Joan Ball

Joan Ball (born 1934) started the first computer dating service in England in 1964. Ball's computer dating service also pre-dated the earliest American computer dating services, like Operation Match at Harvard.[1][2][3]

Early life

Joan Ball was born in 1934 and was the 6th child in her working-class family.[1] She was abandoned by her mother when she was very young. During World War II she was evacuated from London to the countryside to escape the aerial bombardments. Joan was sexually harassed by one of the foster families with whom she lived in the countryside.[1]

Joan Ball was dyslexic (although not diagnosed until she was 39) and struggled in school.[1] As a coping mechanism she became the class clown so that she could make sure people "laughed with [her]"[1][3] and not at her.
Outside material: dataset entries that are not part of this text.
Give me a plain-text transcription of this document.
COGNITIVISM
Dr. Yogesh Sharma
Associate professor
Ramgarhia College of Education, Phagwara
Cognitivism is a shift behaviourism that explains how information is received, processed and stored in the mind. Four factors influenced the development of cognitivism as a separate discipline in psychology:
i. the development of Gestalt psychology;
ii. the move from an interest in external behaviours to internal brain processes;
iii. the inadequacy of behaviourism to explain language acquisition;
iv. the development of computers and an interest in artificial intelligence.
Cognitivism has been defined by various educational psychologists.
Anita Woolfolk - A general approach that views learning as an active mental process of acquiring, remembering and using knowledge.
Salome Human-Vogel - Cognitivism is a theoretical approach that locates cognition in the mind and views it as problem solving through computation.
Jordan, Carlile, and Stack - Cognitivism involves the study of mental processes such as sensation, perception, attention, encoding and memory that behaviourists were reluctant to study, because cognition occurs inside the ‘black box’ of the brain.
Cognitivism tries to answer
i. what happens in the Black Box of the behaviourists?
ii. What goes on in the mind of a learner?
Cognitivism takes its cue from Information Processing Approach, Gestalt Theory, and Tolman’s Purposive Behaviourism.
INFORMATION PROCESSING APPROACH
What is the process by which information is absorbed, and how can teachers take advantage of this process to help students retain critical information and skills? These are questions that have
In 1949, Ball finished her last year of school and got a job as a shop assistant at The London Co-operative Society. Due to her dyslexia she had problems with writing and counting money.[1]

Career and later life

Department store work

In 1953, Ball was hospitalized after a suicide attempt, after which she lived with her aunt Maud and uncle Ted.[1] The same year, at the age of 19, she was hired at Bourne & Hollingsworth.[1] In 1954, she left and started working in a store's dress department.[1] Shortly after she started working for Berkertex, a leading fashion house in London.[1]
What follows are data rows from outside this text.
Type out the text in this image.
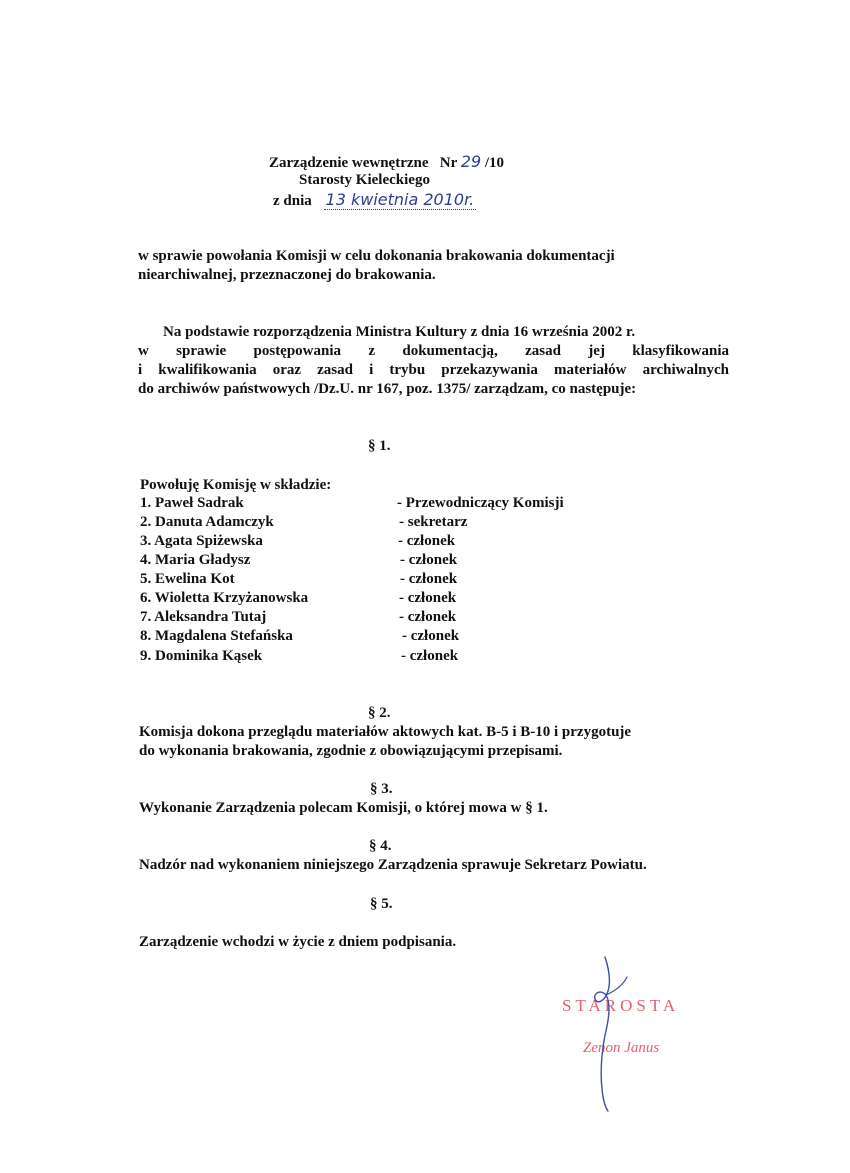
Zarządzenie wewnętrzne Nr 29 /10
Starosty Kieleckiego
z dnia 13 kwietnia 2010r.
w sprawie powołania Komisji w celu dokonania brakowania dokumentacji
niearchiwalnej, przeznaczonej do brakowania.
Na podstawie rozporządzenia Ministra Kultury z dnia 16 września 2002 r.
w sprawie postępowania z dokumentacją, zasad jej klasyfikowania
i kwalifikowania oraz zasad i trybu przekazywania materiałów archiwalnych
do archiwów państwowych /Dz.U. nr 167, poz. 1375/ zarządzam, co następuje:
§ 1.
Powołuję Komisję w składzie:
1. Paweł Sadrak	- Przewodniczący Komisji
2. Danuta Adamczyk	- sekretarz
3. Agata Spiżewska	- członek
4. Maria Gładysz	- członek
5. Ewelina Kot	- członek
6. Wioletta Krzyżanowska	- członek
7. Aleksandra Tutaj	- członek
8. Magdalena Stefańska	- członek
9. Dominika Kąsek	- członek
§ 2.
Komisja dokona przeglądu materiałów aktowych kat. B-5 i B-10 i przygotuje
do wykonania brakowania, zgodnie z obowiązującymi przepisami.
§ 3.
Wykonanie Zarządzenia polecam Komisji, o której mowa w § 1.
§ 4.
Nadzór nad wykonaniem niniejszego Zarządzenia sprawuje Sekretarz Powiatu.
§ 5.
Zarządzenie wchodzi w życie z dniem podpisania.
STAROSTA
Zenon Janus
Entry into computer dating

In 1961, when Ball was 27, she decided to leave Berkertex. She then took a job at a marriage bureau[1] before starting her own marriage bureau. She founded the Eros Friendship Bureau Ltd in 1962.[1] She had trouble advertising her service early on because there was a widespread belief at the time that marriage bureaus were actually fronts for prostitution.[2] Because she could not easily advertise in print, Ball relied on placing radio ads with the "Pop Pirates"—the pirate radio stations that operated just off the coast of Britain in the 1960s playing rock and roll music that the BBC had banned.[2][3] Ball's company focused on long term match-ups and relationships—primarily trying to achieve marriages for clients—and catered to an older crowd who were looking to settle down or who had been previously divorced.[2]

In 1964 Joan changed the name of her marriage bureau to the St. James Computer Dating Service, and the bureau ran its first set of computer match ups in 1964. This made Ball's service the first commercially successful computer dating service in either the UK or the US.[2][3]

In 1965, Ball merged her company with another marriage bureau run by a woman and together they formed Com-Pat, or Computer Dating Services Ltd. Shortly after the merger, the owner of the other marriage bureau sold out her share in the company to Joan and Joan became the sole proprietor of Com-Pat.[2]

Dateline, founded by John Richard Patterson in 1966, was a rival to Com-Pat. With this new rivalry, Ball saw a need for more advertising. By 1969, her company was receiving a good response to their ads in News of the World.

Joan advertised in The Sunday Express, Evening Standard, and The Observer—all major British newspapers at the time. At this time, Ball was running both Com-Pat and Eros. She decided to sell Eros and focus on Com-Pat, due to her belief in the future of computerized dating and the potential growth of a service like Com-Pat.[1]

Com-Pat II

In 1970, Com-Pat Two was launched. Joan and her company were using the most advanced matching system created at the time. The system used a questionnaire, and gave a list of four of the top matches at the end.[1]

In 1971, there was a Post Office strike which halted all mail. It lasted almost eight weeks, and Ball's business couldn't operate during that time.[1] The Daily Telegraph, the company's most successful advertising venue, refused to continue printing ads for Com-Pat after the paper changed their advertising policy. At the same time, the UK was wracked with major strikes and economic problems.[1]

In 1973, when she was 39, Ball was finally diagnosed with dyslexia while struggling to come to terms with her own depression. By 1974, with the recession worsening, Ball, in debt, decided to sell her company. She called John Paterson of Dateline and offered Com-Pat to him, if he agreed to pay all of the company's debts as part of the purchase, Patterson quickly agreed.[3]

Personal life

In 1961, she met a man she refers to in her memoir as Kenneth. Kenneth would later become her sexual partner and would help her in her business, though they were never married.[1] After the launch of Com-Pat ll, she and her partner Ken began to run into economic and personal problems. Because Joan and Ken weren't married, Ball felt she had no sense of security with him. She eventually moved into her own flat after living with Ken for eight years.

After a series of personal difficulties, Ball converted to Buddhism.[1]

References

  1. Ball, Joan (2012). Just Me. p. 318. ISBN 978-1312560147.
  2. Hicks, Mar (1 November 2016). "Computer Love: Replicating Social Order Through Early Computer Dating Systems". Ada: A Journal of Gender, New Media, and Technology (10). doi:10.7264/N3NP22QR. ISSN 2325-0496.
  3. "The Mother of All Swipes". Logic Magazine. 18 September 2017. Retrieved 2 January 2018.